Upon return from my shopping spree, there at the top of my steps stood Thomas, rather miffed, his chin was pouty and as I approached and kindly chastised him for being late, he got quite cocky in attitude, the red mist descended and I politely informed him that his need to sell the product at this particular moment in time was a greater priority than mine to buy it.

I invited him in and to be honest I liked his style, he didn’t push and talked to me like I was a sixty year old who knew exactly what he wanted.

Now, here comes the problem, it’s commonplace, it’s implications I detest and that is the word named simply “options”!

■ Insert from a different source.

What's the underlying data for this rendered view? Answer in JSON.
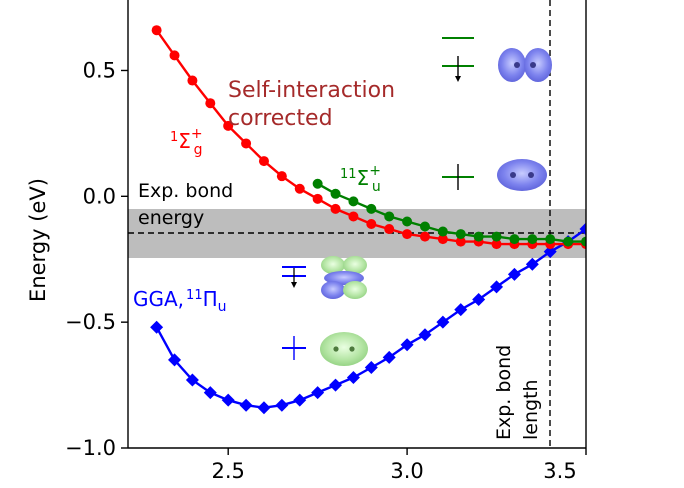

Far too many of them as a matter of fact, so, I led him slowly through my choiced minefield, which he understood. Three windows, one of which pushed his specifications to the max, each of twelve separate shutters and two of four, no add ons, just complete systems, flush and simple. Not in wood, but PVCu construction which would also give great thermal advantages. Eventually we got there in the end.

All the time I had a ball park figure in my head for the complete and final installation. He pulled up photographs of my bay window with a machination of end product. I must admit that the actual sample had swung the process, so far thus.

Wow! So much for my ball park figure, obviously I’m out of touch with household improvements, but a total of £5800 certainly blew my socks off, which, thankfully included that tax which is valued as extra AND a twenty percent discount as this month did not have an ‘M’ in it. After picking myself up and slowly calming down just like a pinball machine had been played vorciferously, I though this is not affordable as my figure was less than £2K, I proceeded to tell him I couldn’t run to that, he then offered payment plans, which to be fair were fair indeed, but, a one hundred and twenty month payment option was not for me, for fecks sake, I’d be seventy three before I could even look at them without thinking of my dad thinking about the curtains. We agreed that I’d be happy for quote by email and there was no obligation to purchase, he packed his kit up and bade me farewell.

Two hours later, still no email with a price quote, so I contacted him, he replied that he was still with a client, and would email as soon as free.

One hour later, price quote arrived, eight hundred pounds cheaper ……..

Here we go I thought …….

Going to take a while to get him down to my ball park and play game with me, after all, I’ve had these curtains one hundred and twenty months already, a few more won’t hurt.

Salesmen huh! ….. “Do I look stupid?